Image Codec Introduction

Introduction

Here’s a breakdown of the process of encoding a YUV buffer into a JPEG file:

1. Preparation:

Access YUV buffer: Retrieve the YUV buffer containing the image data.
Determine format: Identify the specific YUV format (e.g., YUV420, YUV422, YV12).
Set parameters: Choose desired JPEG settings like quality level (affecting compression rate) and subsampling (affecting color resolution).

2. Color Space Conversion (if necessary):

Check for RGB requirement: If the JPEG encoder only accepts RGB, convert the YUV data to RGB using a color space transformation algorithm.
Direct YUV support: If the encoder supports YUV directly, skip this step.

3. Sampling (often included in JPEG libraries):

Apply subsampling: For common YUV420, reduce the resolution of chroma components (Cb and Cr) to half the size of luma (Y), as human eyes are less sensitive to color detail.

4. Quantization:

Divide into blocks: Split the image data into 8x8 pixel blocks.
Apply quantization table: Divide each frequency coefficient in each block by a corresponding value in a quantization table, reducing information and introducing some loss.

5. Zigzag Encoding:

Rearrange coefficients: Rearrange the quantized coefficients in a zigzag pattern to group similar frequencies together for efficient encoding.
Apply run-length encoding (RLE): Compress the zigzag-ordered data using RLE to reduce redundancy.

6. Huffman Coding:

Assign codes: Assign variable-length codes to different patterns of values based on their frequency, further reducing file size.

7. Header Information:

Add metadata: Include metadata like image dimensions, color space, quantization table, and Huffman table in the JPEG file header.

8. File Writing:

Write encoded data: Write the encoded image data and header information to the JPEG file.

Key Points:

Lossy compression: JPEG is a lossy compression method, meaning some image information is discarded during encoding to achieve smaller file sizes.
Library usage: Most practical implementations leverage libraries like libjpeg, FFmpeg, or OpenCV that handle most of these steps internally.
Encoder capabilities: Specific steps and options depend on the chosen JPEG encoder and its capabilities.

Discrete Cosine Transform

Here’s an example of a 2D DCT implementation in NumPy:

import numpy as np

def dct2(x):
    """Performs the 2D Discrete Cosine Transform (DCT) on a NumPy array."""

    # Define the DCT matrix
    W = np.zeros((x.shape[0], x.shape[1]))
    for i in range(x.shape[0]):
        for j in range(x.shape[1]):
            W[i, j] = np.cos(np.pi * j * (2 * i + 1) / (2 * x.shape[0]))

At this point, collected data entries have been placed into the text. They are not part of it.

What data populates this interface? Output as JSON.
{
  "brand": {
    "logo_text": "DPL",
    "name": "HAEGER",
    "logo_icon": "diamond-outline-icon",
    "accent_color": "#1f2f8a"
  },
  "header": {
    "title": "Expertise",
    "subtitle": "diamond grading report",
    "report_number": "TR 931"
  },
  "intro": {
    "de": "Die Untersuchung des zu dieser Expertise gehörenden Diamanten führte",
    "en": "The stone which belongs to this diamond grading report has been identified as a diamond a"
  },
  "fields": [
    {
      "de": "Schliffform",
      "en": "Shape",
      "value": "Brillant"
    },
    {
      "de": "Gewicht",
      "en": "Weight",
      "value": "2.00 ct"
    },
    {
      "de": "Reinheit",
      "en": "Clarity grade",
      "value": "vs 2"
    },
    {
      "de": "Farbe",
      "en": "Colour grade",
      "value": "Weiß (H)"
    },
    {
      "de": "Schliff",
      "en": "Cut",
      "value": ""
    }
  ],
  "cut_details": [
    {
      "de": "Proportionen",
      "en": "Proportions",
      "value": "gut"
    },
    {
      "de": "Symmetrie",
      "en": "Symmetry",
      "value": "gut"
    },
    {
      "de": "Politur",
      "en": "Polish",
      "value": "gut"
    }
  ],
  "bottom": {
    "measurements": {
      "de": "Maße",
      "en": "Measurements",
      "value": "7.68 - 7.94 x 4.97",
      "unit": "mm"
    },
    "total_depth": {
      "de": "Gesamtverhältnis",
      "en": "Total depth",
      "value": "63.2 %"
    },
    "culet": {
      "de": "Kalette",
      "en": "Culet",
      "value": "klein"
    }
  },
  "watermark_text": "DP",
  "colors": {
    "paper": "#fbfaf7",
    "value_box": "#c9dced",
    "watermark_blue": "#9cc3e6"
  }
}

    W /= np.sqrt(2 * x.shape[0])

    # Perform the forward DCT
    return np.real(np.fft.ifft2(W * x * W.T))

# Example usage
image = np.random.rand(8, 8)  # Example image data
dct_coefficients = dct2(image)

print(dct_coefficients)

Key Points:

Discrete Cosine Transform: DCT decomposes an image into its frequency components, concentrating energy in fewer coefficients.
NumPy Implementation: The code constructs the DCT matrix and applies it using FFT-based techniques.
Alternative Libraries: For optimized DCT implementations, consider SciPy (scipy.fftpack.dct) or OpenCV (cv2.dct).

Key Considerations:

Performance: Specialized libraries often offer faster DCT implementations.
Accuracy: Ensure numerical precision for sensitive applications.
Dimensionality: Adapt for higher-dimensional DCTs if needed.

Marker

import struct

with open("image.jpg", "rb") as f:
    data = f.read()

# JPEG markers are 2-byte values starting with 0xFF
while True:
    marker, = struct.unpack(">H", data[:2])
    if marker != 0xFFD8:  # Start of Image (SOI) marker
        break

    data = data[2:]
    length, = struct.unpack(">H", data[:2])
    data = data[2:length + 2]

    # Process the marker data based on its type
    # ... (replace with appropriate logic for each marker)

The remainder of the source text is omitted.